With more than three decades of experience in supporting financial and strategic transactions for both privately and publicly held companies in the life sciences industry, former CFO, David Johnston, is explaining the importance of the role of a chief project officer (CPO) when it comes to project strategy, resourcing, and management for life sciences.
According to David Johnston, about 80 percent of the resources of a variety of organizations and companies were dedicated to operating expenses and only 20 percent to projects, but in today’s world of business, it is done in the reverse. This has created a growing need for what is being referred to as a chief project officer. The role of a CPO is to oversee and help create all of these individual projects and report directly to the CEO of each organization or company. It is also the person’s role as the CPO to create an atmosphere within the organization or company to adopt a project-driven structure and to also facilitate a collaborative style culture throughout the entire organization or company. The person must also develop ways to ensure that employees throughout the company or organization know and understand how to create these projects and see them through until they are complete.
Besides providing direct sponsorship of individual projects, David Johnston said the CPO’s main responsibility is to work with the entire senior executive staff of each company or organization to develop and facilitate the company’s strategies into projects as well as initiatives and programs. The CPO also ensures that the projects are appropriate for each person or group and prioritized and resourced correctly based on the strategic goals of the organization or company in which they work, which includes the field of life sciences.

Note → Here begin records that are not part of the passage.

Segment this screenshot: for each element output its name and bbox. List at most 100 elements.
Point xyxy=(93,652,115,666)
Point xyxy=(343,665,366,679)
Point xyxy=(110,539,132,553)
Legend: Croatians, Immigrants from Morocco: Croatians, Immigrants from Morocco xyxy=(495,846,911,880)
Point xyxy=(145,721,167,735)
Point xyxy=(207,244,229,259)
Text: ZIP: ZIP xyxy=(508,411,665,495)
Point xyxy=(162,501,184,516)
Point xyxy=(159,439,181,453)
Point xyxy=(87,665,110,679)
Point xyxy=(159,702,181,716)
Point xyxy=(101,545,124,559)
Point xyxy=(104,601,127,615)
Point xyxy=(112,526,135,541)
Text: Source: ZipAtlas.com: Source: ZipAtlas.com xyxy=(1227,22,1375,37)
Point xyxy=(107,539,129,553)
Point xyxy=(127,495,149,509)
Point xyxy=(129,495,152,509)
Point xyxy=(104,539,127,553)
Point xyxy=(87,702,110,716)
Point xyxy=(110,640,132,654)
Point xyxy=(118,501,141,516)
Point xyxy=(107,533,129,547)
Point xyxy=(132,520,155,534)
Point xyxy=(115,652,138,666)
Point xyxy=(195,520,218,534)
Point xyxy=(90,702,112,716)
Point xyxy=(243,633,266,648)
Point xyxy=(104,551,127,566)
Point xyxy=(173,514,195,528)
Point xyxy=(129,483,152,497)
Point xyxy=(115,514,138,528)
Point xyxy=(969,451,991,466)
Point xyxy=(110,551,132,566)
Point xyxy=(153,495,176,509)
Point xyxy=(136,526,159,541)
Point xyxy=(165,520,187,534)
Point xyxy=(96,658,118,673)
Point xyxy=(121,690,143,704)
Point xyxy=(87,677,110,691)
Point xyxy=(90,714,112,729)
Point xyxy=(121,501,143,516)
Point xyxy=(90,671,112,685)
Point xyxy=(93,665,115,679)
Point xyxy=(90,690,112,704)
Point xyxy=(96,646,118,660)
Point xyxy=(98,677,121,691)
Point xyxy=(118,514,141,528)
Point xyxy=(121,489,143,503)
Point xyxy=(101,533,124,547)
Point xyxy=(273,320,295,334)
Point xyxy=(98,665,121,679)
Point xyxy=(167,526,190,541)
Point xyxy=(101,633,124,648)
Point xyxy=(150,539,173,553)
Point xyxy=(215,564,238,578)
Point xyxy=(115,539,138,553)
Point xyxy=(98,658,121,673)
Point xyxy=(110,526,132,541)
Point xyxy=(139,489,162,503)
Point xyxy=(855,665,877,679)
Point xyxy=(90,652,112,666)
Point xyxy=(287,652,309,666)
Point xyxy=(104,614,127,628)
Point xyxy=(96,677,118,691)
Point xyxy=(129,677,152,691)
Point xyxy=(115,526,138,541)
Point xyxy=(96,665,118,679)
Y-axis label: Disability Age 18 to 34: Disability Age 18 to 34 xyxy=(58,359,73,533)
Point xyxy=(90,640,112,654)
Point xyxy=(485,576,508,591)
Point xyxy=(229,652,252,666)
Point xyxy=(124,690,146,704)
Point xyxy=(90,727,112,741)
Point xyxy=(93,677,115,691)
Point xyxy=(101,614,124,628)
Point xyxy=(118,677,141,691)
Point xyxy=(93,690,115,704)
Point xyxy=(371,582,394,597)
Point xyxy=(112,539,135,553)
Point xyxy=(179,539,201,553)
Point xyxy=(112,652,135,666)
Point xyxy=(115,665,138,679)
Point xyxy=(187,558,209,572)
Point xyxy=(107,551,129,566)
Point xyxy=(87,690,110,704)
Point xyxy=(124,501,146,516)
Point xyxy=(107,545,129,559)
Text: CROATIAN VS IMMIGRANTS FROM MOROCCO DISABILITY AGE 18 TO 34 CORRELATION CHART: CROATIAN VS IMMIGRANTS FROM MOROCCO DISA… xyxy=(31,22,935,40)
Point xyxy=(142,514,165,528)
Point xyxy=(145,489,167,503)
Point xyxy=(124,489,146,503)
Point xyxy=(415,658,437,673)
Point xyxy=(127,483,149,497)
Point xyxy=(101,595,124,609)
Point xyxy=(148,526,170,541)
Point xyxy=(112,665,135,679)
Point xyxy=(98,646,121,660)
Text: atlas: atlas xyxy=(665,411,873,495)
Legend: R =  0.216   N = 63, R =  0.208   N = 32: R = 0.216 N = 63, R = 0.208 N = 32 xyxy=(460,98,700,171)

The CPO should also be promoting a less is more kind of attitude to be able to add new strategic projects along the way while freeing up the resources needed as well as the capacity of time for people to complete the projects.

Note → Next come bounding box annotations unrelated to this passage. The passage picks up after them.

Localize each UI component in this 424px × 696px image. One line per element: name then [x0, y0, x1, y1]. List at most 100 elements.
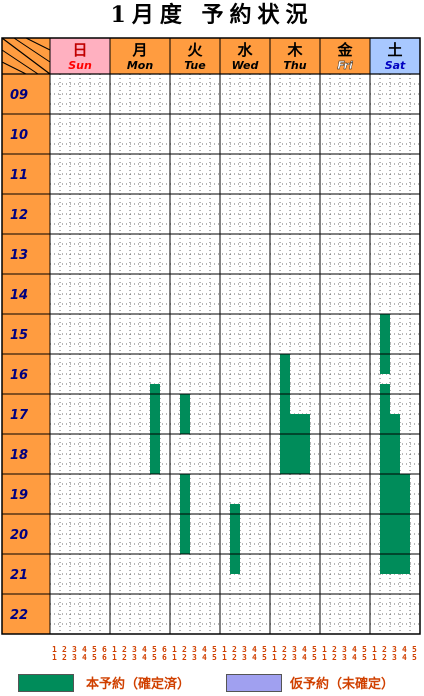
- booking-block[interactable]: [380, 314, 390, 374]
- tentative-legend-label: 仮予約（未確定）: [290, 677, 395, 692]
- hour-cell-14: 14: [2, 274, 50, 314]
- room-number-label: 5: [92, 645, 97, 654]
- hour-label: 20: [10, 528, 28, 543]
- room-number-label: 4: [302, 653, 307, 662]
- hour-label: 17: [10, 408, 29, 423]
- day-kanji: 月: [131, 41, 147, 59]
- room-number-label: 2: [62, 645, 67, 654]
- room-number-label: 5: [212, 653, 217, 662]
- booking-block[interactable]: [390, 414, 400, 574]
- room-number-label: 3: [342, 653, 347, 662]
- day-kanji: 水: [237, 41, 253, 59]
- day-kanji: 火: [187, 41, 203, 59]
- room-number-label: 1: [272, 645, 277, 654]
- room-number-label: 5: [92, 653, 97, 662]
- room-number-label: 4: [352, 653, 357, 662]
- booking-block[interactable]: [300, 414, 310, 474]
- booking-block[interactable]: [150, 384, 160, 474]
- reservation-grid: 日 Sun 月 Mon 火 Tue 水 Wed 木 Thu 金 Fri 土 Sat 09 10 11 12 13 14…: [1, 37, 421, 635]
- room-number-label: 2: [232, 645, 237, 654]
- room-number-label: 3: [392, 645, 397, 654]
- day-english: Mon: [127, 59, 154, 72]
- hour-label: 10: [10, 128, 28, 143]
- room-number-label: 3: [192, 645, 197, 654]
- booking-block[interactable]: [400, 474, 410, 574]
- room-number-label: 4: [82, 653, 87, 662]
- hour-label: 19: [10, 488, 28, 503]
- room-number-label: 3: [242, 653, 247, 662]
- tentative-legend-swatch: [226, 674, 282, 692]
- room-number-label: 2: [62, 653, 67, 662]
- room-number-label: 5: [362, 645, 367, 654]
- hour-label: 16: [10, 368, 28, 383]
- hour-cell-15: 15: [2, 314, 50, 354]
- legend: 本予約（確定済） 仮予約（未確定）: [0, 670, 424, 696]
- grid-svg: 日Sun月Mon火Tue水Wed木Thu金Fri土Sat091011121314…: [1, 37, 421, 635]
- room-number-label: 5: [312, 653, 317, 662]
- hour-label: 22: [10, 608, 28, 623]
- room-number-label: 4: [302, 645, 307, 654]
- room-number-label: 5: [362, 653, 367, 662]
- room-number-label: 2: [122, 645, 127, 654]
- room-number-label: 4: [252, 645, 257, 654]
- room-number-label: 1: [372, 653, 377, 662]
- room-number-label: 1: [322, 653, 327, 662]
- room-number-label: 1: [372, 645, 377, 654]
- room-number-label: 6: [102, 653, 107, 662]
- confirmed-legend-swatch: [18, 674, 74, 692]
- room-number-label: 2: [182, 653, 187, 662]
- confirmed-legend-label: 本予約（確定済）: [86, 677, 191, 692]
- booking-block[interactable]: [180, 394, 190, 434]
- room-number-label: 1: [172, 645, 177, 654]
- booking-block[interactable]: [290, 414, 300, 474]
- hour-label: 14: [10, 288, 28, 303]
- room-number-label: 5: [262, 653, 267, 662]
- room-number-label: 1: [112, 653, 117, 662]
- room-number-label: 2: [332, 645, 337, 654]
- day-english: Tue: [184, 59, 206, 72]
- room-number-label: 4: [402, 653, 407, 662]
- hour-cell-09: 09: [2, 74, 50, 114]
- booking-block[interactable]: [230, 504, 240, 574]
- room-number-label: 1: [272, 653, 277, 662]
- room-number-label: 3: [132, 645, 137, 654]
- room-number-label: 2: [232, 653, 237, 662]
- hour-label: 15: [10, 328, 28, 343]
- room-number-label: 1: [222, 645, 227, 654]
- room-number-label: 5: [412, 653, 417, 662]
- hour-cell-16: 16: [2, 354, 50, 394]
- booking-block[interactable]: [280, 354, 290, 414]
- hour-label: 13: [10, 248, 28, 263]
- room-number-label: 3: [132, 653, 137, 662]
- hour-label: 21: [10, 568, 28, 583]
- room-number-label: 1: [222, 653, 227, 662]
- room-number-label: 1: [322, 645, 327, 654]
- room-number-label: 2: [122, 653, 127, 662]
- booking-block[interactable]: [380, 384, 390, 574]
- room-number-label: 3: [292, 653, 297, 662]
- day-english: Fri: [337, 59, 353, 72]
- room-number-label: 6: [162, 645, 167, 654]
- hour-cell-21: 21: [2, 554, 50, 594]
- day-english: Thu: [283, 59, 306, 72]
- room-number-label: 5: [312, 645, 317, 654]
- room-number-label: 1: [172, 653, 177, 662]
- room-number-label: 2: [332, 653, 337, 662]
- hour-cell-13: 13: [2, 234, 50, 274]
- day-kanji: 土: [387, 41, 402, 59]
- room-number-label: 1: [52, 645, 57, 654]
- room-number-label: 3: [292, 645, 297, 654]
- room-number-label: 5: [152, 653, 157, 662]
- room-number-label: 3: [72, 645, 77, 654]
- room-number-label: 2: [382, 653, 387, 662]
- room-number-label: 4: [202, 645, 207, 654]
- hour-cell-18: 18: [2, 434, 50, 474]
- hour-label: 09: [10, 88, 28, 103]
- booking-block[interactable]: [280, 414, 290, 474]
- hour-cell-17: 17: [2, 394, 50, 434]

David Johnston also touts establishing accountability and governance as two important characteristics for the people working on individual projects to ensure they are completed correctly and to the best of each person’s ability. He also points out that many organizations launch more projects than they can possibly complete, which can harm employees’ performance levels and their interest in the projects since they will feel overwhelmed due to ineffective resource allocation. Project managers and executive sponsors need to focus on allowing sufficient time for each person to carry out the project successfully and to stop any projects that are not important to the overall business or organization.
David Johnston said that with all of these priorities in place, a chief project officer can help propel a business or organization to much higher levels while providing employees with the satisfaction of creating and completing important projects that make a difference overall.